I sat shirtless on the edge of the bed, jaw locked, while the harsh chemical ate into the old black ink that had marked me as Bratva for more than half my life. The intricate symbols blurred, then smeared, then started to fade.
“Does it hurt?” Dani asked, easing herself down beside me with the care that came with first-trimester fatigue.
“Like being reborn,” I said.
I heard myself and snorted. “Listen to me,” I added. “Getting philosophical over cheap tattoo remover.”
She laughed, bright in the dingy room. “You’re not erasing who you were,” she said. “You’re claiming who you are.”
Who I am.
Not who they’d bent me into.
Who I chose to be.
It shouldn’t have hit as hard as it did. But it settled in my bones like something I’d been waiting to hear since before I knew the words for it.
“So,” she said after a moment, shifting until her thigh pressed warm against mine, “what are we naming our little girly-girl criminal?”
“Our little…” The way she saidournever got old. “You’re just assuming it’s a girl?”
“Mother’s intuition,” she said. Her fingers slid into mine, weaving tight. “And besides, the world needs more dangerous women.”
Like you, I thought. God help anyone who tried to hurt what was ours.
We argued names for close to an hour.
Every Russian option I suggested got a wrinkled nose. Every soft, airy thing she floated got vetoed on principle. We weren’t just naming a child—we were daring to plan for a future.
“Tatiana,” she said finally.
The name rolled off her tongue soft and sure. “Strong. Beautiful. Hard to ignore.”
Like her mother.
The name hit me in an unexpected place. A small kitchen. A woman’s hands smelling of earth and sugar.
“My grandmother,” I said, voice rougher than I liked. “Her name was Tatiana.”
Dani’s eyes sharpened. “Tell me,” she said.
“She had a garden,” I said slowly. “Behind the old house. Every Sunday she’d drag me out of bed before the sun came up. Not because she needed the help—because those were ours. A couple hours before my father or anyone else woke up.”

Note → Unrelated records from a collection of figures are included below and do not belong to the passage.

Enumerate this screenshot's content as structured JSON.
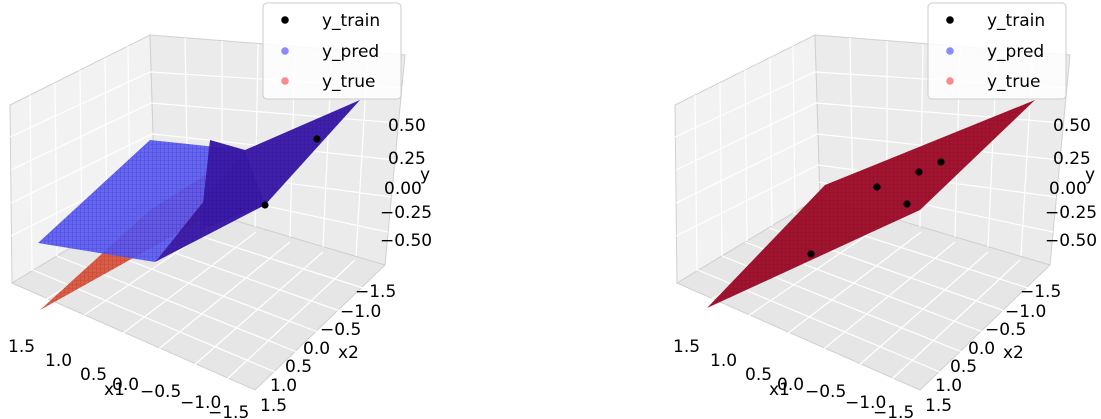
{
  "chart_data": [
    {
      "type": "surface3d",
      "xlabel": "x1",
      "ylabel": "x2",
      "zlabel": "y",
      "x_ticks": [
        "1.5",
        "1.0",
        "0.5",
        "0.0",
        "−0.5",
        "−1.0",
        "−1.5"
      ],
      "y_ticks": [
        "−1.5",
        "−1.0",
        "−0.5",
        "0.0",
        "0.5",
        "1.0",
        "1.5"
      ],
      "z_ticks": [
        "0.50",
        "0.25",
        "0.00",
        "−0.25",
        "−0.50"
      ],
      "legend": {
        "placement": "top-right",
        "entries": [
          {
            "label": "y_train",
            "color": "#000000",
            "marker": "point"
          },
          {
            "label": "y_pred",
            "color": "#0000ff",
            "marker": "point",
            "alpha": 0.45
          },
          {
            "label": "y_true",
            "color": "#ff0000",
            "marker": "point",
            "alpha": 0.45
          }
        ]
      },
      "series": [
        {
          "name": "y_train",
          "points": [
            [
              1.5,
              -1.4,
              0.55
            ],
            [
              -0.2,
              0.6,
              -0.15
            ]
          ]
        },
        {
          "name": "y_pred",
          "plane": {
            "z_at_x_max": 0.25,
            "z_at_x_min": 0.25,
            "slope_x2": 0.35
          }
        },
        {
          "name": "y_true",
          "plane": {
            "slope_x1": 0.4,
            "slope_x2": 0.35
          }
        }
      ]
    },
    {
      "type": "surface3d",
      "xlabel": "x1",
      "ylabel": "x2",
      "zlabel": "y",
      "x_ticks": [
        "1.5",
        "1.0",
        "0.5",
        "0.0",
        "−0.5",
        "−1.0",
        "−1.5"
      ],
      "y_ticks": [
        "−1.5",
        "−1.0",
        "−0.5",
        "0.0",
        "0.5",
        "1.0",
        "1.5"
      ],
      "z_ticks": [
        "0.50",
        "0.25",
        "0.00",
        "−0.25",
        "−0.50"
      ],
      "legend": {
        "placement": "top-right",
        "entries": [
          {
            "label": "y_train",
            "color": "#000000",
            "marker": "point"
          },
          {
            "label": "y_pred",
            "color": "#0000ff",
            "marker": "point",
            "alpha": 0.45
          },
          {
            "label": "y_true",
            "color": "#ff0000",
            "marker": "point",
            "alpha": 0.45
          }
        ]
      },
      "series": [
        {
          "name": "y_train",
          "points": [
            [
              0.9,
              0.5,
              -0.3
            ],
            [
              0.3,
              -0.4,
              0.1
            ],
            [
              -0.2,
              -0.2,
              0.15
            ],
            [
              -0.5,
              -0.6,
              0.2
            ],
            [
              0.2,
              0.3,
              -0.05
            ]
          ]
        },
        {
          "name": "y_pred",
          "plane": {
            "slope_x1": 0.4,
            "slope_x2": 0.35
          }
        },
        {
          "name": "y_true",
          "plane": {
            "slope_x1": 0.4,
            "slope_x2": 0.35
          }
        }
      ]
    }
  ]
}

I could see it as I spoke: the tilled earth, the way the light hit the flowers, her crouched in the dirt with her skirt hiked up and no dignity left to pretend with.
“She’d sit me in the soil,” I went on, “and show me how to braid stems. Her hands smelled like vanilla from the cookies she’d bake after. She’d make these ridiculous crowns out of wildflowers and put them on my head, call me her little prince.”
Dani smiled, eyes bright.
“She told me stories,” I said. “Not fairy tales. Stories about men who weren’t born good, who had to decide, every day, not to be cruel. She’d look at me like she could see straight through to whatever I was hiding and say, ‘Kostya, you have your father’s strength. You don’t have to have his heart.’”
I swallowed.
“She believed I could be something else,” I finished. “Even when I was already proving her wrong.”
“How old were you when she died?” Dani asked quietly.
“Twelve,” I said. The word felt like a door closing. “After that, there was no one left telling me I had a choice.”